The Budget announced measures to boost local manufacturing of electric vehicles in the form of higher customs duty on semi-knocked down (SKD), completely built units (CBU) and completely knocked down (CKD) kits on various EVs, as well as a proposal to “extend handholding support – for technology upgradations, R&D, business strategy etc” in the auto components sector. However, it lacked initiatives that directly addressed the automobile industry. It also proposed an increase in custom duty on CBUs of commercial vehicles other than electric vehicles.

Struggling sector

This is even as the automobile sector is grappling with one of the worst slowdowns it has seen in decades. Kuna’s struggles, for instance, speak of a larger malaise that has afflicted the automobile sector.

Over two lakh jobs were cut across automobile dealerships in just four months, with 286 dealerships also shutting shop between January 2018 and April 2019.

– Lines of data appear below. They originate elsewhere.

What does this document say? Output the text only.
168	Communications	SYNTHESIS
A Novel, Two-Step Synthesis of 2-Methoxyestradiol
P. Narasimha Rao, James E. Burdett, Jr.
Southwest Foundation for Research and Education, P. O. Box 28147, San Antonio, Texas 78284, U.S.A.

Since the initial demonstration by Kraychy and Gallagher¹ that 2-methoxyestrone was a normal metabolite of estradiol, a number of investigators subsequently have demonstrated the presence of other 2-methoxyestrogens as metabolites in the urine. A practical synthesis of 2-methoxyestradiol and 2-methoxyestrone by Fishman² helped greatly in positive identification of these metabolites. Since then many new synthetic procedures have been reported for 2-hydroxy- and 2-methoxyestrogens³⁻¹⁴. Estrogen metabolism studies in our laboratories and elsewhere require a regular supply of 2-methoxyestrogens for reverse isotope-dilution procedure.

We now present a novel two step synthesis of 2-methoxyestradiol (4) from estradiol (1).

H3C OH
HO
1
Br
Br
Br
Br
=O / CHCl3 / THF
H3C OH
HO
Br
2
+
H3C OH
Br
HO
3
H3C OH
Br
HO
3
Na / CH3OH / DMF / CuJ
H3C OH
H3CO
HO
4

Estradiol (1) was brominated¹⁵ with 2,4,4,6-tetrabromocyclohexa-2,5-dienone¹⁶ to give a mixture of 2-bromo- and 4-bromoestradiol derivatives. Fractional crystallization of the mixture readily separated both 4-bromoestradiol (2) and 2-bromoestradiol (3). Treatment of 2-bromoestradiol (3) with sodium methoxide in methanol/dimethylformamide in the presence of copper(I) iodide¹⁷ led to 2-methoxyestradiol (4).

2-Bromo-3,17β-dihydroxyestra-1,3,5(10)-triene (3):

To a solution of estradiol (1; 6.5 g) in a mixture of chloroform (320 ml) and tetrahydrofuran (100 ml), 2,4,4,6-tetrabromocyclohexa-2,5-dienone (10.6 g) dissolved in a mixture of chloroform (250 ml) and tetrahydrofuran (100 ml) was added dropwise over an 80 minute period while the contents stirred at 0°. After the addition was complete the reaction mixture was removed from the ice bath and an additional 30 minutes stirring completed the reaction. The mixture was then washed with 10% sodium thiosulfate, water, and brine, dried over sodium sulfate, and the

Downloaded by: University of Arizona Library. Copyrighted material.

“The Indian automobile industry was looking forward to some direct benefits in the Budget, which could have helped in reviving demand in the context of the current slowdown and huge investments made by the industry for transition to BS-VI and from that aspect, the Budget speech was not what we were expecting,” said Rajan Wadhera, President, Society of Indian Automobile Manufacturers.

Pawan Goenka, Managing Director, Mahindra & Mahindra, said the implementation of a scrappage policy would have helped revive demand. Taking into consideration the increase in price set to happen due to the BS-VI transition, at least this cost increase could have been made GST neutral, he said. An incentive on buying would have been welcome as well, he said. The Budget lacked measures to immediately revive demand, he added.

Sohinder Gill, Director General, Society of Manufacturers of Electric Vehicles (SMEV), said the increased customs duty on SKD, CKD and CBU models of EVs is in line with the government’s Make in India initiative, and a step towards forcing manufacturers to localise.

Players such as MG Motors and Hyundai, which are only assembling their EVs in the country, are expected to be impacted by this move.

Rajeev Chaba, President & Managing Diirector, MG Motor India, said in a statement, referring to the company’s new ZS EV model: “We feel that the customs duty hike on EVs assembled in India from 10 per cent to 15 per cent is a bit harsh, as this may impact the nascent category which was beginning to expand of late.”